Утренняя звезда спрашивает:
- Неужто ты забыл Ширин?
- Не то чтобы забыл, нет, тут другое. Не помню очертанья глаз ее, бровей и губ… Как ни стараюсь, не могу вообразить лицо Ширин. Оно во мне осталось, кан белое сиянье, как твой свет - далекий, ясный… Оно во всем - в тебе, в чинаре этой, и в палице моей, и в шуме ветра, и в лицах людей, которые ко мне приходят! Оно везде, во всем!
Любовь Ферхада вобрала в себя весь мир.
- Народ верит тебе, - говорит Ферхаду отец. - Народ обмануть нельзя. Он давно забыл, что ты начал рубить Железную Гору, чтоб получить Ширин.
- И я забыл.
- Ширин?
- Нет, разве можно ее забыть?.. Но я уж сам не знаю, почему я прорубаю эти скалы, - для того, чтоб соединить себя с Ширин или народ с водой…
Государыня Мехмене Бану ставит новое условие - Ферхад может получить Ширин, если откажется от своей работы. Но это значит для него отказаться от себя, изменить своей любви к родному городу Арзену. "Арзен ты любишь больше, чем меня!" - с горечью восклицает Ширин. "Но разве ты не из Арзена? - спрашивает ее Ферхад. - В то время, когда люди мрут, как мухи, ну можем ли с тобой мы во дворце быть счастливы, пить из серебряных кувшинов воду?" Он говорит ей о воде, которую он пустит в город, которая забьет из мраморных фонтанов, живая, как ее дыханье… И Ширин понимает любимого: "В этой сказке каждый хоть что-нибудь да сделал… Я тоже сделаю - я буду ждать тебя, как узника - жена, как мать - солдата…"
Женщины приносят своих детей, чтобы они посмотрели на Ферхада. Матери хотят, чтоб их сыновья стали такими же богатырями, как он. Но Ферхад не богатырь, не пророк, не гений, не ангел и не дэв. "Пусть сын твой лучше станет, чем я!" - с тоской и надеждой отвечает он.
И в финале голоса людей сливаются в стихотворный народный хор, зовущий Ферхада к борьбе: "Бей Черную скалу, Ферхад, бей!
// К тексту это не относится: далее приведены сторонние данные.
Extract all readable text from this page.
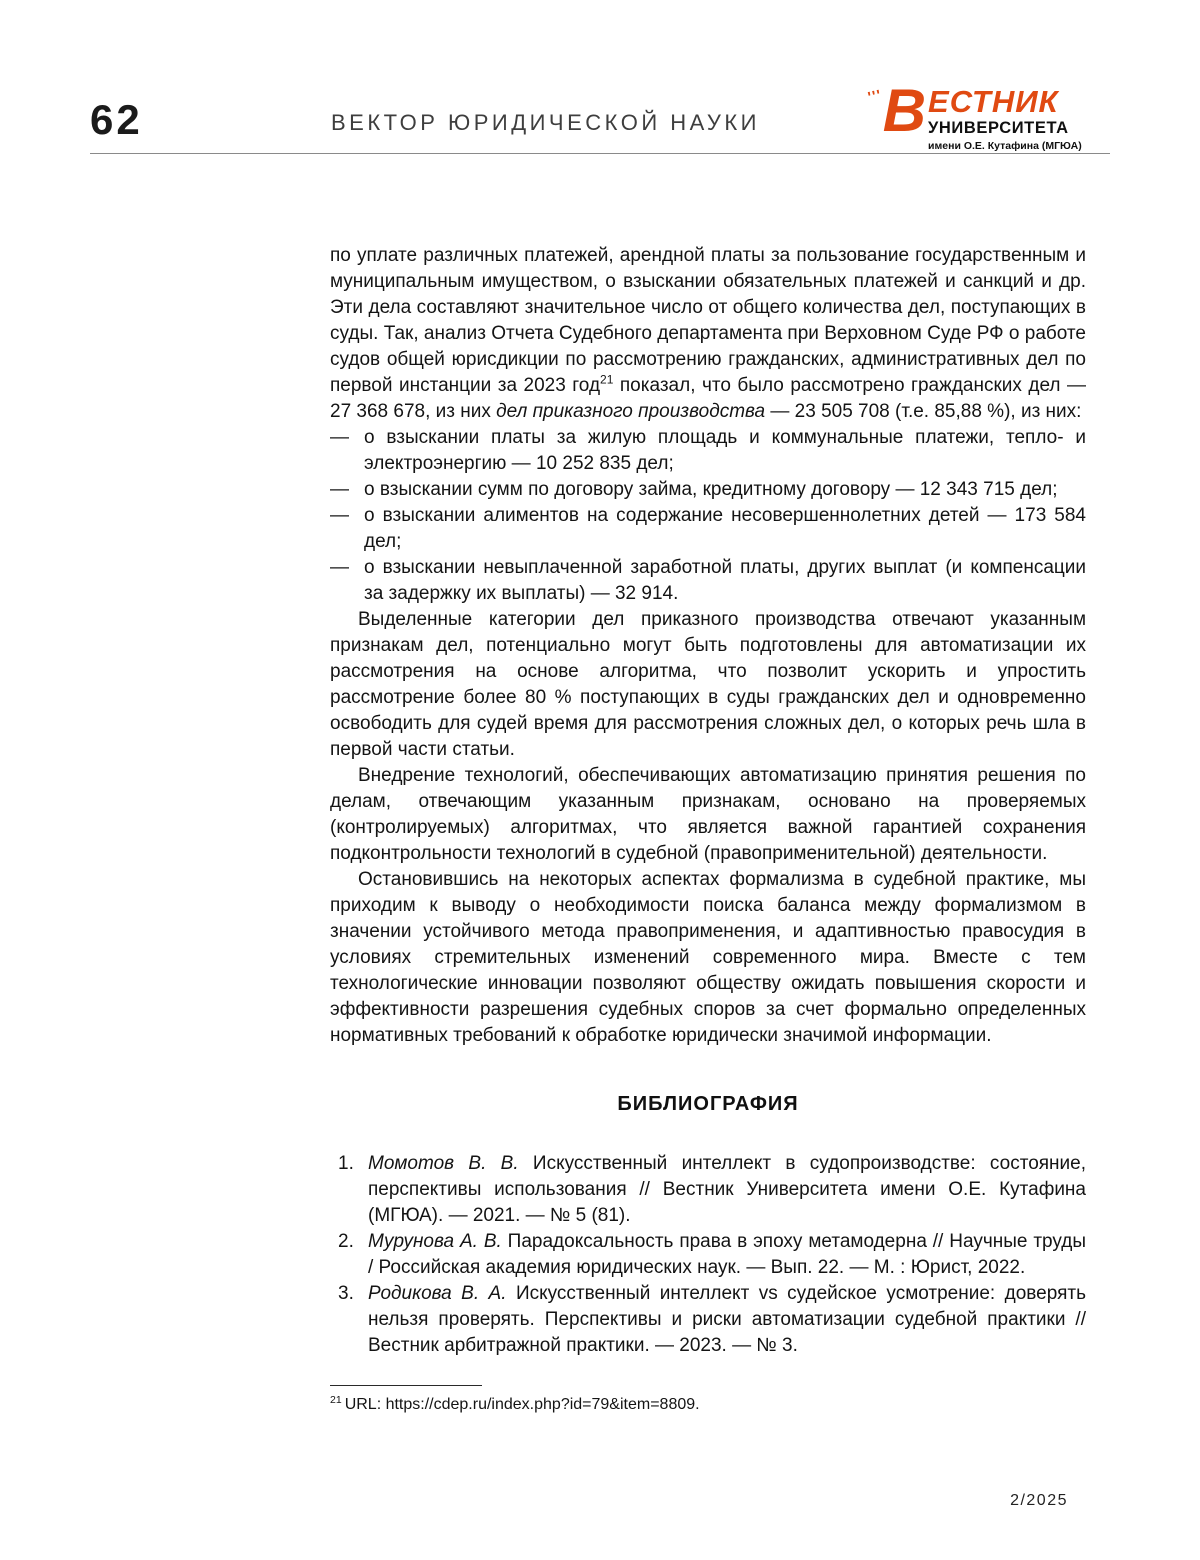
62	ВЕКТОР ЮРИДИЧЕСКОЙ НАУКИ
''' В ЕСТНИК
УНИВЕРСИТЕТА
имени О.Е. Кутафина (МГЮА)

по уплате различных платежей, арендной платы за пользование государственным и муниципальным имуществом, о взыскании обязательных платежей и санкций и др. Эти дела составляют значительное число от общего количества дел, поступающих в суды. Так, анализ Отчета Судебного департамента при Верховном Суде РФ о работе судов общей юрисдикции по рассмотрению гражданских, административных дел по первой инстанции за 2023 год$^{21}$ показал, что было рассмотрено гражданских дел — 27 368 678, из них дел приказного производства — 23 505 708 (т.е. 85,88 %), из них:

— о взыскании платы за жилую площадь и коммунальные платежи, тепло- и электроэнергию — 10 252 835 дел;
— о взыскании сумм по договору займа, кредитному договору — 12 343 715 дел;
— о взыскании алиментов на содержание несовершеннолетних детей — 173 584 дел;
— о взыскании невыплаченной заработной платы, других выплат (и компенсации за задержку их выплаты) — 32 914.

Выделенные категории дел приказного производства отвечают указанным признакам дел, потенциально могут быть подготовлены для автоматизации их рассмотрения на основе алгоритма, что позволит ускорить и упростить рассмотрение более 80 % поступающих в суды гражданских дел и одновременно освободить для судей время для рассмотрения сложных дел, о которых речь шла в первой части статьи.

Внедрение технологий, обеспечивающих автоматизацию принятия решения по делам, отвечающим указанным признакам, основано на проверяемых (контролируемых) алгоритмах, что является важной гарантией сохранения подконтрольности технологий в судебной (правоприменительной) деятельности.

Остановившись на некоторых аспектах формализма в судебной практике, мы приходим к выводу о необходимости поиска баланса между формализмом в значении устойчивого метода правоприменения, и адаптивностью правосудия в условиях стремительных изменений современного мира. Вместе с тем технологические инновации позволяют обществу ожидать повышения скорости и эффективности разрешения судебных споров за счет формально определенных нормативных требований к обработке юридически значимой информации.

БИБЛИОГРАФИЯ
1. Момотов В. В. Искусственный интеллект в судопроизводстве: состояние, перспективы использования // Вестник Университета имени О.Е. Кутафина (МГЮА). — 2021. — № 5 (81).
2. Мурунова А. В. Парадоксальность права в эпоху метамодерна // Научные труды / Российская академия юридических наук. — Вып. 22. — М. : Юрист, 2022.
3. Родикова В. А. Искусственный интеллект vs судейское усмотрение: доверять нельзя проверять. Перспективы и риски автоматизации судебной практики // Вестник арбитражной практики. — 2023. — № 3.

$^{21}$ URL: https://cdep.ru/index.php?id=79&item=8809.

2/2025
Вода Железной Горы, брызни скорей! В наши кувшины лейся полней! Бей, Ферхад, бей!"
Зимой 1965 года мы стояли с Ибрагимом Балабаном у бурсской тюрьмы. Город был окутан туманной пеленой. С деревьев медленно, как слезы, падали тяжелые капли. Балабан обернулся на запад.
- Вон там, видите, где облака касаются гор, - моя деревня.
С холмов открывался далекий вид на черепичные крыши, среди которых, словно часовые в папахах, стоят минареты, на кипарисовые рощи, оливковые плантации, сады.
Мы молчали. За железными тюремными воротами не было видно никого. Ни звука не долетало из-за желтых каменных стен,
- Знаете, - сказал Балабан, - несколько лет наши камеры с отцом были расположены в одном коридоре, наискосок Друг от друга. Как-то, посмотрев мои картины, он сказал: "В твоей камере, Ибрагим, когда-нибудь будет музей!" Мне это показалось невероятным до дикости. Я ответил: "В твоей камере, отец, будет музей турецкой поэзии!.." Как вы думаете, в самом деле будет?..
Ни в одном городе на земле нет пока улицы его имени, нет и мемориальной доски ни на одном из домов, где он жил. Но в Бурсе у Ибрагима Балабана растут сыновья - Назым и Хикмет. И живут на многих языках земли стихи, написанные за этими стенами…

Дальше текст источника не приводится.